Elle se leva de la duchesse où elle était nonchalamment étendue avec les grâces mourantes d’une femme accablée, et fit deux ou trois tours par la chambre ; puis, se dirigeant vers la cheminée, elle tira le cordon de moire de la sonnette.

Au tintement argentin de la sonnette, Justine parut aussitôt, car elle sentait l’heure des conversations confidentielles arriver, et elle se tenait prête dans l’antichambre à se présenter au premier appel.

Justine était trop femme de chambre de grande maison pour ignorer combien il est avantageux pour une soubrette d’avoir voix consultative dans les choses de cœur de sa maîtresse.

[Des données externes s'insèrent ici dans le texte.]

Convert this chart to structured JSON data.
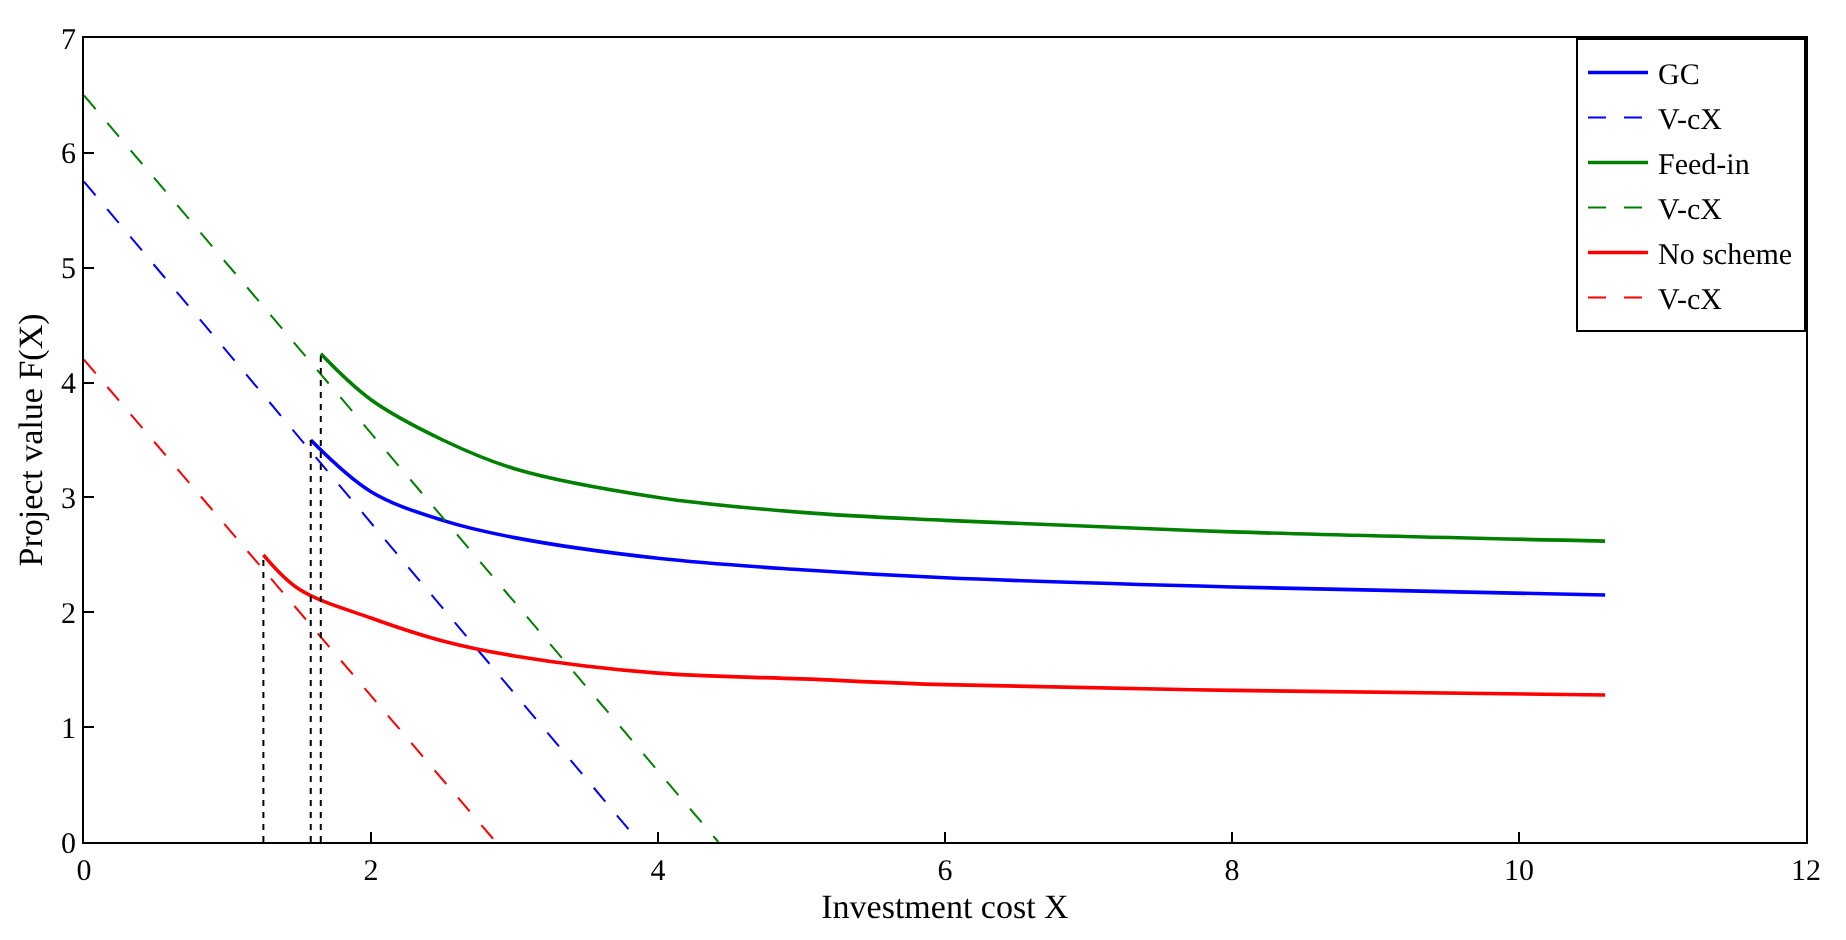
{
  "chart_data": {
    "type": "line",
    "xlabel": "Investment cost X",
    "ylabel": "Project value F(X)",
    "xlim": [
      0,
      12
    ],
    "xticks": [
      0,
      2,
      4,
      6,
      8,
      10,
      12
    ],
    "ylim": [
      0,
      7
    ],
    "yticks": [
      0,
      1,
      2,
      3,
      4,
      5,
      6,
      7
    ],
    "legend": "top right",
    "marker": "none",
    "series": [
      {
        "name": "GC",
        "color": "#0000ff",
        "line_style": "solid",
        "x": [
          1.58,
          2,
          2.5,
          3,
          4,
          5,
          6,
          8,
          10.6
        ],
        "values": [
          3.5,
          3.05,
          2.8,
          2.65,
          2.47,
          2.37,
          2.3,
          2.22,
          2.15
        ]
      },
      {
        "name": "V-cX",
        "color": "#0000ff",
        "line_style": "dashed",
        "x": [
          0,
          3.87
        ],
        "values": [
          5.75,
          0
        ]
      },
      {
        "name": "Feed-in",
        "color": "#008000",
        "line_style": "solid",
        "x": [
          1.65,
          2,
          2.5,
          3,
          4,
          5,
          6,
          8,
          10.6
        ],
        "values": [
          4.25,
          3.85,
          3.5,
          3.25,
          3.0,
          2.87,
          2.8,
          2.7,
          2.62
        ]
      },
      {
        "name": "V-cX",
        "color": "#008000",
        "line_style": "dashed",
        "x": [
          0,
          4.42
        ],
        "values": [
          6.5,
          0
        ]
      },
      {
        "name": "No scheme",
        "color": "#ff0000",
        "line_style": "solid",
        "x": [
          1.25,
          1.5,
          2,
          2.5,
          3,
          4,
          5,
          6,
          8,
          10.6
        ],
        "values": [
          2.5,
          2.2,
          1.95,
          1.75,
          1.62,
          1.47,
          1.42,
          1.37,
          1.32,
          1.28
        ]
      },
      {
        "name": "V-cX",
        "color": "#ff0000",
        "line_style": "dashed",
        "x": [
          0,
          2.87
        ],
        "values": [
          4.2,
          0
        ]
      },
      {
        "color": "#000000",
        "line_style": "dotted",
        "x": [
          1.58,
          1.58
        ],
        "values": [
          0,
          3.5
        ]
      },
      {
        "color": "#000000",
        "line_style": "dotted",
        "x": [
          1.65,
          1.65
        ],
        "values": [
          0,
          4.25
        ]
      },
      {
        "color": "#000000",
        "line_style": "dotted",
        "x": [
          1.25,
          1.25
        ],
        "values": [
          0,
          2.5
        ]
      }
    ]
  }
}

Quand elle eut défait Mme de Champrosé, qui passa un grand manteau de lit de mousseline des Indes garni d’une dentelle de Malines large de trois travers de doigt, et mit sur le coin de l’oreille un petit bonnet le plus coquet du monde, dont les ailes en papillon faisaient le plus charmant effet, Justine fit mine de se retirer en adressant à sa maîtresse la question sacramentelle :

« Madame a-t-elle encore besoin de quelque chose ?

— Reste, Justine, je ne sens nulle envie de dormir, dit la marquise en se soulevant sur son joli coude rose enfoui dans un oreiller de batiste.

— Madame a quelque chose à me dire ?

— Voyez la maligne bête, avec son air étonné. Certainement, j’ai quelque chose à te dire.

— J’écoute, répliqua la soubrette en croisant l’un sur l’autre ses bras nus ornés de mitaines.